This project will develop theory and techniques for supporting densely deployed wireless devices. The project outcome will meet the urgent need for new wireless technologies enabling the Internet of Things (IoT) that facilitates important applications in healthcare, transportation, smart city, and public safety, to name a few. With limited radio spectrum, the key is to design an efficient system to support wireless massive access, where many devices are small and battery-powered. Specifically, this project will study the fundamental limits of wireless massive access under realistic assumptions and develop practical designs that approach those limits.

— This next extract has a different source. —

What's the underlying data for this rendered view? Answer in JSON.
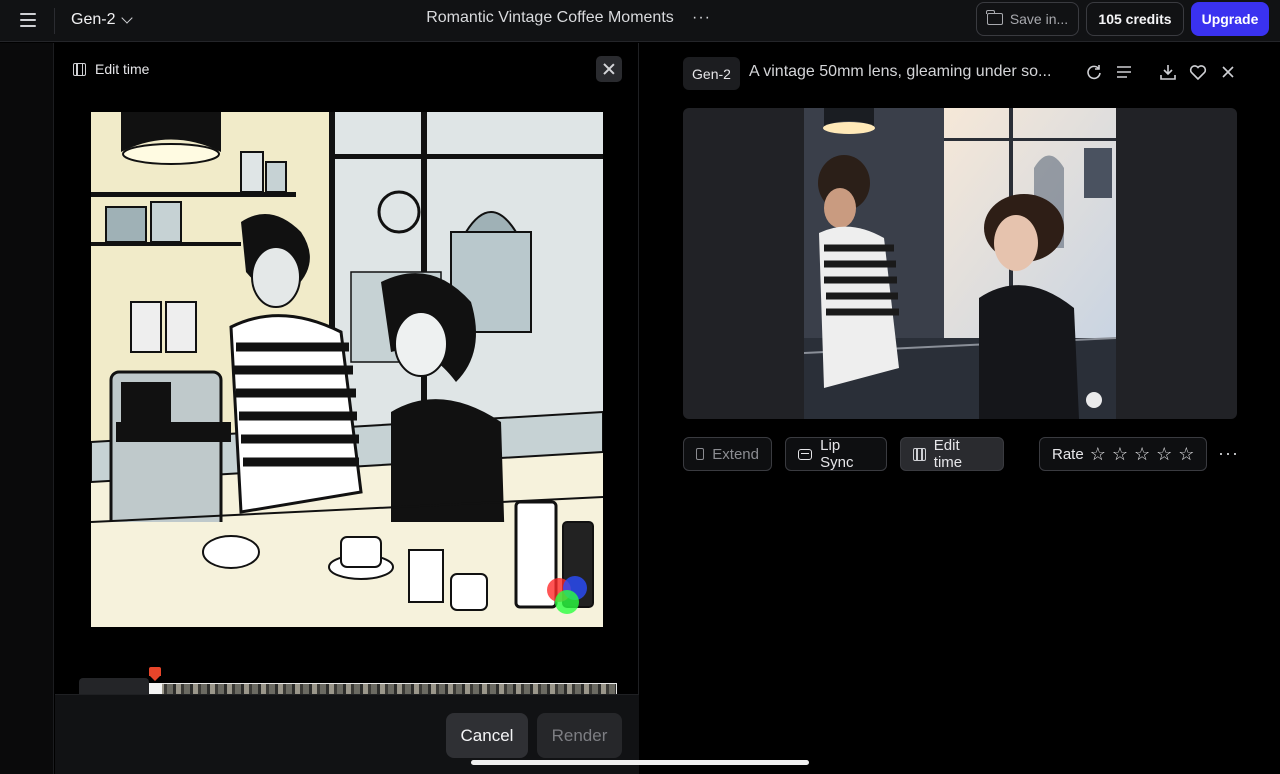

This project pushes the envelope of communications, information theory, and signal processing by studying models with a massive number of users beyond the existing theory for multiuser systems. This project will focus on two main technical challenges: 1. To develop a theory for communication systems in the regime of a massive number of devices. Important practical issues such as asynchrony and channel uncertainties will be addressed at the fundamental level rather than as an afterthought. 2. To design scalable codes that are resilient to various channel uncertainties. Learning techniques will be applied to exploit device idiosyncrasies to reduce uncertainties. Key design concepts will be evaluated through experimentation with software-defined radios.
This award reflects NSF's statutory mission and has been deemed worthy of support through evaluation using the Foundation's intellectual merit and broader impacts review criteria.